The system has increased line productivity by 15%.

The system has increased line productivity by 15%.

Wonderful Citrus is best known for its sweet, easy-peel California mandarins, which are marketed under the Wonderful Halos brand. To handle increased production, the company designed the world’s largest citrus packing house from the ground up while evaluating best practices in manual and automated processes against productivity goals.

“To process the volume of fruit at our target throughput rate, we needed a fully automated process throughout the facility, which meant an automated palletizing system was a major requirement,” says Jason Blake, vice president of California packing operations at Wonderful Citrus.

Wonderful Citrus presented a unique set of design challenges. In particular, automated palletizing equipment needed to handle multiple packaging types gently and securely at a target throughput rate of 40 to 50 cases per minute. The company chose a single-source provider of automated solutions and intelligent software.

“We looked at the overall design of the equipment, speed, efficiency, productivity, safety and reliability,” says Pete McKenzie, director of design and start up for the Wonderful Citrus Halos facility. “[The provider’s] system scored the highest on all of those, and that’s what drove them to the top of our list.”

Through collaboration with third-party corrugate suppliers and Wonderful Citrus purchasing and engineering teams, the supplier provided custom-engineered palletizers with package handling modifications. The equipment could securely nest cases at target throughput rates. In addition, the modifications enabled Wonderful Citrus to automate the legacy manual process of column stack nesting corrugate tabbed cases.
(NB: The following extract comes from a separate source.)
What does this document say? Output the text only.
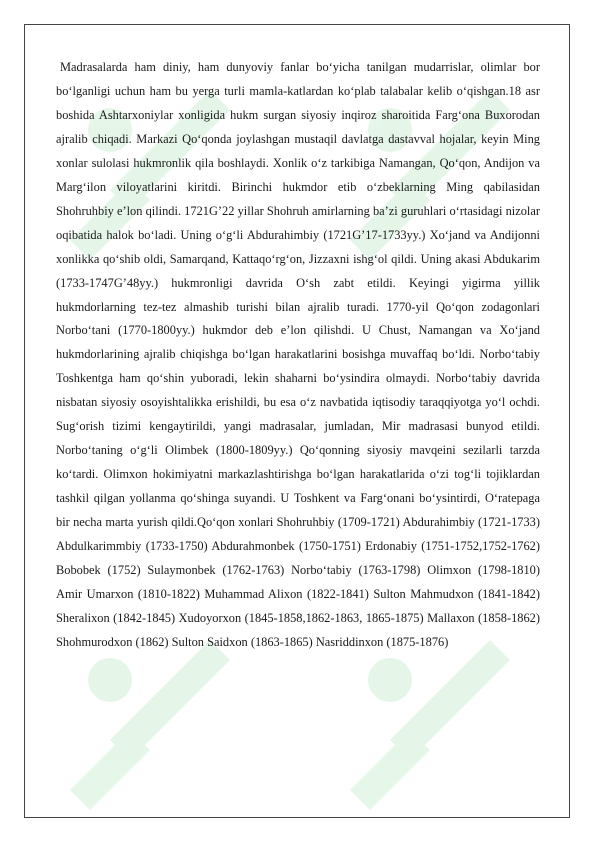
Madrasalarda ham diniy, ham dunyoviy fanlar bo‘yicha tanilgan mudarrislar, olimlar bor bo‘lganligi uchun ham bu yerga turli mamla-katlardan ko‘plab talabalar kelib o‘qishgan.18 asr boshida Ashtarxoniylar xonligida hukm surgan siyosiy inqiroz sharoitida Farg‘ona Buxorodan ajralib chiqadi. Markazi Qo‘qonda joylashgan mustaqil davlatga dastavval hojalar, keyin Ming xonlar sulolasi hukmronlik qila boshlaydi. Xonlik o‘z tarkibiga Namangan, Qo‘qon, Andijon va Marg‘ilon viloyatlarini kiritdi. Birinchi hukmdor etib o‘zbeklarning Ming qabilasidan Shohruhbiy e’lon qilindi. 1721G’22 yillar Shohruh amirlarning ba’zi guruhlari o‘rtasidagi nizolar oqibatida halok bo‘ladi. Uning o‘g‘li Abdurahimbiy (1721G’17-1733yy.) Xo‘jand va Andijonni xonlikka qo‘shib oldi, Samarqand, Kattaqo‘rg‘on, Jizzaxni ishg‘ol qildi. Uning akasi Abdukarim (1733-1747G’48yy.) hukmronligi davrida O‘sh zabt etildi. Keyingi yigirma yillik hukmdorlarning tez-tez almashib turishi bilan ajralib turadi. 1770-yil Qo‘qon zodagonlari Norbo‘tani (1770-1800yy.) hukmdor deb e’lon qilishdi. U Chust, Namangan va Xo‘jand hukmdorlarining ajralib chiqishga bo‘lgan harakatlarini bosishga muvaffaq bo‘ldi. Norbo‘tabiy Toshkentga ham qo‘shin yuboradi, lekin shaharni bo‘ysindira olmaydi. Norbo‘tabiy davrida nisbatan siyosiy osoyishtalikka erishildi, bu esa o‘z navbatida iqtisodiy taraqqiyotga yo‘l ochdi. Sug‘orish tizimi kengaytirildi, yangi madrasalar, jumladan, Mir madrasasi bunyod etildi. Norbo‘taning o‘g‘li Olimbek (1800-1809yy.) Qo‘qonning siyosiy mavqeini sezilarli tarzda ko‘tardi. Olimxon hokimiyatni markazlashtirishga bo‘lgan harakatlarida o‘zi tog‘li tojiklardan tashkil qilgan yollanma qo‘shinga suyandi. U Toshkent va Farg‘onani bo‘ysintirdi, O‘ratepaga bir necha marta yurish qildi.Qo‘qon xonlari Shohruhbiy (1709-1721) Abdurahimbiy (1721-1733) Abdulkarimmbiy (1733-1750) Abdurahmonbek (1750-1751) Erdonabiy (1751-1752,1752-1762) Bobobek (1752) Sulaymonbek (1762-1763) Norbo‘tabiy (1763-1798) Olimxon (1798-1810) Amir Umarxon (1810-1822) Muhammad Alixon (1822-1841) Sulton Mahmudxon (1841-1842) Sheralixon (1842-1845) Xudoyorxon (1845-1858,1862-1863, 1865-1875) Mallaxon (1858-1862) Shohmurodxon (1862) Sulton Saidxon (1863-1865) Nasriddinxon (1875-1876)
Wonderful Citrus required each palletizer to complete strict acceptance testing to evaluate throughput, uptime, reliability, pallet integrity and safety.

“We did 30 days of testing on the first three palletizing lines, but by the time we got to the fourth and fifth, [the supplier] was doing such a good job that we felt confident that all lines would deliver without going through acceptance testing,” McKenzie adds.

Following testing, the provider instituted a training program to ensure facility employees could handle the influx of fruit once the mandarin season began. Using a mix of hands-on and classroom training, instructors taught employees everything from equipment operation to troubleshooting and maintenance. Then, after reviewing specialized training manuals and completing instruction, employees took performance exams to become certified operators.

“The training and materials provided became the benchmark of what we expected from other vendors,” says Gaby Beasley, production manager at Wonderful Citrus.

The shift from manual to automated palletizing resulted in a line productivity increase of 15%. Furthermore, the facility’s rate of 40 to 50 cases per minute exceeds any level possible through manual processes. And, in anticipation for future growth and expansion, the facility and system design can scale to accommodate greater fruit volume.